Tomline died on 14 Nov. 1827 at Kingston Hall, Wimborne, the house of his friend Henry Bankes. He was buried in Winchester Cathedral, near the western end of the south aisle. He married in 1784 Elizabeth, eldest daughter and coheir of Thomas Maltby of Germans, Buckinghamshire, a woman of considerable ability and character, who was informed and consulted by her husband on all important political matters in which he was engaged. By her the bishop had three sons: William Edward Tomline, M.P. for Truro; George Thomas Pretyman, chancellor of Lincoln and prebendary of Winchester; and Richard Pretyman, precentor of Lincoln. There is a portrait of Tomline, by J. Jackson, now in the possession of Captain Pretyman at Riby Hall, Lincolnshire; an engraving of this by H. Meyer appears in the ‘Gentleman's Magazine’ and as a frontispiece to Cassan's ‘Bishops of Winchester.’

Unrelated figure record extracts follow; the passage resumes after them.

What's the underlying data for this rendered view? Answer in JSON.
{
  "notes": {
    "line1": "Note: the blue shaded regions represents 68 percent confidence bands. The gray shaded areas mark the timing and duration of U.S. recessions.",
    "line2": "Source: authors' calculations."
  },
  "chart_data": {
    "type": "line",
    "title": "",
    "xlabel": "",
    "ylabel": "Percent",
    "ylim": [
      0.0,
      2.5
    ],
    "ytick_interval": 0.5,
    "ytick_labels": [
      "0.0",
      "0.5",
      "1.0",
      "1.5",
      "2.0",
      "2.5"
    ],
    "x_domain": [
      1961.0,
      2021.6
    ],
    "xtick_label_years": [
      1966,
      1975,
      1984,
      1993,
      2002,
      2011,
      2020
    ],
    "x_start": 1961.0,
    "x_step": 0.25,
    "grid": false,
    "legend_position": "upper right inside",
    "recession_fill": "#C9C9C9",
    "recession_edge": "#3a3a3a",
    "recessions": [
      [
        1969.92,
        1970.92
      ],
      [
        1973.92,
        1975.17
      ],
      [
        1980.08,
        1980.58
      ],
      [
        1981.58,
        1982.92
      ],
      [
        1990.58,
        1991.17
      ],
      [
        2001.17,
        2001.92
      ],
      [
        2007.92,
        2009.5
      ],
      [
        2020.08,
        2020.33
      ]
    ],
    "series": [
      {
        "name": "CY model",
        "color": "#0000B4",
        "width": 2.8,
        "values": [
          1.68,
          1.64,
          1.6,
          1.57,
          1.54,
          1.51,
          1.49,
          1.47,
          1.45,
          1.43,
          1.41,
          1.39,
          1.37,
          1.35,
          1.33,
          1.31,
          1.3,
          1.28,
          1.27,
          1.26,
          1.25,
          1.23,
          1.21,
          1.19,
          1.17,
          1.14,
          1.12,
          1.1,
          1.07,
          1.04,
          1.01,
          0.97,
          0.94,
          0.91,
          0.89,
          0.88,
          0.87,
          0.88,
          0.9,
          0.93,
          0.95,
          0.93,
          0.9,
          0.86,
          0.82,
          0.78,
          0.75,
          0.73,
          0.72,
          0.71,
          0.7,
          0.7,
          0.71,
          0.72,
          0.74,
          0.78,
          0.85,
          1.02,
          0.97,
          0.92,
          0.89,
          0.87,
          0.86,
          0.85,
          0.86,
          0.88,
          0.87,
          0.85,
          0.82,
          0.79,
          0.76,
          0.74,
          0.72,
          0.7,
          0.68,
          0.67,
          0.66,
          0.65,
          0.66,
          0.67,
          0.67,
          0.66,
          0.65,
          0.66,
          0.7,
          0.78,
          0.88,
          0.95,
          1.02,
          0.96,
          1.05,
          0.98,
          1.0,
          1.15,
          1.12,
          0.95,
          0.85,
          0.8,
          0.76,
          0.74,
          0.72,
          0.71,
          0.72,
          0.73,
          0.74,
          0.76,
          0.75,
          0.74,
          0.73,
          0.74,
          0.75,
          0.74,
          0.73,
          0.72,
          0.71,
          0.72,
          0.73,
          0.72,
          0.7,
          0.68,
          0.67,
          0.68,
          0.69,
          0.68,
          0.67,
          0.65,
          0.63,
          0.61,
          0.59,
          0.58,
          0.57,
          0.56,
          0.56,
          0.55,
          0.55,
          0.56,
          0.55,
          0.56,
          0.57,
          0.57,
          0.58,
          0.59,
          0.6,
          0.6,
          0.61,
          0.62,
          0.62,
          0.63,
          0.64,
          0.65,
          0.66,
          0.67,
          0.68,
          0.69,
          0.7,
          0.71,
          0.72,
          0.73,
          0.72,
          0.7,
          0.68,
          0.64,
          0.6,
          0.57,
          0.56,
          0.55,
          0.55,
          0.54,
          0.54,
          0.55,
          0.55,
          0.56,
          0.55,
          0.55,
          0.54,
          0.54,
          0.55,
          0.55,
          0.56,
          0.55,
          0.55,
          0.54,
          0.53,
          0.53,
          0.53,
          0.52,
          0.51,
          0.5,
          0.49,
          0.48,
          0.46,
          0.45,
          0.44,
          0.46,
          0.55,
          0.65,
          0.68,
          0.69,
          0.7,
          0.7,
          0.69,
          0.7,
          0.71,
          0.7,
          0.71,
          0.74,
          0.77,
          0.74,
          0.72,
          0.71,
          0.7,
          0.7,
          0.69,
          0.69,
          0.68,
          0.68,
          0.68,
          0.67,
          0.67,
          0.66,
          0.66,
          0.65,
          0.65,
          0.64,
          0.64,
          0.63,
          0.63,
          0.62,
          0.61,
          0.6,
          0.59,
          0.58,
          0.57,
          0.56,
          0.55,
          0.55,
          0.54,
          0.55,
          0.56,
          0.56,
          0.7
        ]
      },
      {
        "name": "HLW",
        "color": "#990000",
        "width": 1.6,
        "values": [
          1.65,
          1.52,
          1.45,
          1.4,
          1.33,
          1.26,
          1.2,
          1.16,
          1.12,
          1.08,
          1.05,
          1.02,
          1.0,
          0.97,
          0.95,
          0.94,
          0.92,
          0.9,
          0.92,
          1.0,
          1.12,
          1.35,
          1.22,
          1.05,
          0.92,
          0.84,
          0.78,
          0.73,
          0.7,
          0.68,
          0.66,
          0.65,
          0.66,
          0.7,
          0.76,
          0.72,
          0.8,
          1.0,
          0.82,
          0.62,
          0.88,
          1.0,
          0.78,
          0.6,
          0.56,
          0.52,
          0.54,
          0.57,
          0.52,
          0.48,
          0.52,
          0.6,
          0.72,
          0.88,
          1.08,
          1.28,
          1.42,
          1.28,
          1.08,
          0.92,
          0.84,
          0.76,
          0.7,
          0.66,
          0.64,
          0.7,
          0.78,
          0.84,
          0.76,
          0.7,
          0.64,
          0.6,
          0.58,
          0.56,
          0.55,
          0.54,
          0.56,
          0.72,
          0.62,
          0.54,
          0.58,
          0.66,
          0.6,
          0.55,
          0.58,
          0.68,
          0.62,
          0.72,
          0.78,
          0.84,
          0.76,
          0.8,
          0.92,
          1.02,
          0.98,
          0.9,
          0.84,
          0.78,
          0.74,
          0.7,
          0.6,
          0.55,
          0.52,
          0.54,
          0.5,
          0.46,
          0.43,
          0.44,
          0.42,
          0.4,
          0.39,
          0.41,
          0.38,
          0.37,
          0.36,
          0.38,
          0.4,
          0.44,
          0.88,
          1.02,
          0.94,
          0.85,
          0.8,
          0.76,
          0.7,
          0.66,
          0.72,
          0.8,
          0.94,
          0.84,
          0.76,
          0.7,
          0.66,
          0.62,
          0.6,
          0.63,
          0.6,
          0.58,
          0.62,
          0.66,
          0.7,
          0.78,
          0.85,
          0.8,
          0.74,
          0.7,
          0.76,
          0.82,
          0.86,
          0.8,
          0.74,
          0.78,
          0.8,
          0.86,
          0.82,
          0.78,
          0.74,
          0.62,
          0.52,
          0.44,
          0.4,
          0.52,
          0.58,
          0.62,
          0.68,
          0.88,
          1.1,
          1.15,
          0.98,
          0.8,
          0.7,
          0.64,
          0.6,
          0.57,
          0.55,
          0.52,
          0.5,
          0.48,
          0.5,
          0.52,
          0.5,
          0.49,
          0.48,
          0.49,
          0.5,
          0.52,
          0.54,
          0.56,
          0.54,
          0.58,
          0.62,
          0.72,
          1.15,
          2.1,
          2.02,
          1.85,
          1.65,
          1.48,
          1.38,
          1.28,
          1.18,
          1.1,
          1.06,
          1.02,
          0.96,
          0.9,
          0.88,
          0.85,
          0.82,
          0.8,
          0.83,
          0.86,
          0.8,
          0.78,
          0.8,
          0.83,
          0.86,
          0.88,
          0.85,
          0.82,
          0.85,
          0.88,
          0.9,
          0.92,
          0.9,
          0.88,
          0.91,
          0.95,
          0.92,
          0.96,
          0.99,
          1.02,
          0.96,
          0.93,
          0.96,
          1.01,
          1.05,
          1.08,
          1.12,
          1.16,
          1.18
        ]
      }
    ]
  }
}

Tomline's political views are fairly defined by one of his biographers, who described him ‘as a supporter of the prerogative and an uncompromising friend to the existing order of things’ (Cassan, Lives of Bishops of Winchester). His judgment and prudence were fully recognised by Pitt, who admitted him to his confidence more unreservedly than any other friend.
[Gent. Mag. 1828, i. 202 (with portrait); Cassan's Lives of the Bishops of Winchester; Lord Malmesbury's Diaries; Stanhope's Life of Pitt; Pellew's Life of Lord Sidmouth; Pitt Papers and private papers at Orwell Park, to which access was kindly given the writer of this article by Captain Pretyman.]